Among the sources that best document the state of football at any given time are sporting goods catalogs. After all, those catalogs tell us the products manufacturers, great and small, offered for sale to high schools, colleges, and, later, professional teams across the country. Short of products still in the testing process, catalogs provide a freeze-frame of top-of-the-line materials -often touted by famous coaches- and the lesser and far lesser goods available to different market segments.
With that premise, this is the first of a series of posts, each of which will review a few items offered for sales at various times in football's history. In addition to images from period catalogs, I'll use each item to explain elements of the game at the time of each catalog's publication.
How Football Became Football describes how footballs evolved from inflated pig's bladders to leather-covered pig's bladders, and on to the rubber-bladdered ball we know today. The rugby ball used in the early years became shorter and thinner in stages over the years, but an underappreciated change was the introduction of valves in the 1920s. Before valves, footballs were inflated by stuffing bladders inside leather covers.

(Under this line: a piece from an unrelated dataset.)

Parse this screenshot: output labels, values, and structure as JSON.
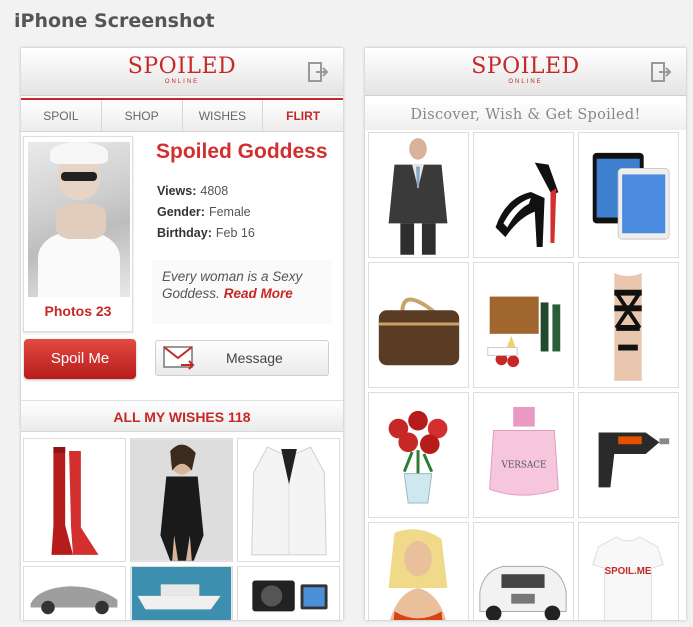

The bladders had stems and were inflated using a pump or, as often, the mouth, as one does to blow up a balloon. Once inflated, they tied the stem with string, laced the ball, and then used it until it deflated again, and the process repeated.
Back then, footballs were unlaced and relaced all the time. It happened so often teams bought equipment to make the process, ahem, as seamless as possible. Now, I've lived my life without owning a bladder inserter, but I understand the need for a tool to insert a bladder into a football's leather cover. Once inserted, another device was handy for holding the ball in place, freeing both hands to lace that ball. And a bonus feature of the pictured device is that it worked equally well for volley balls.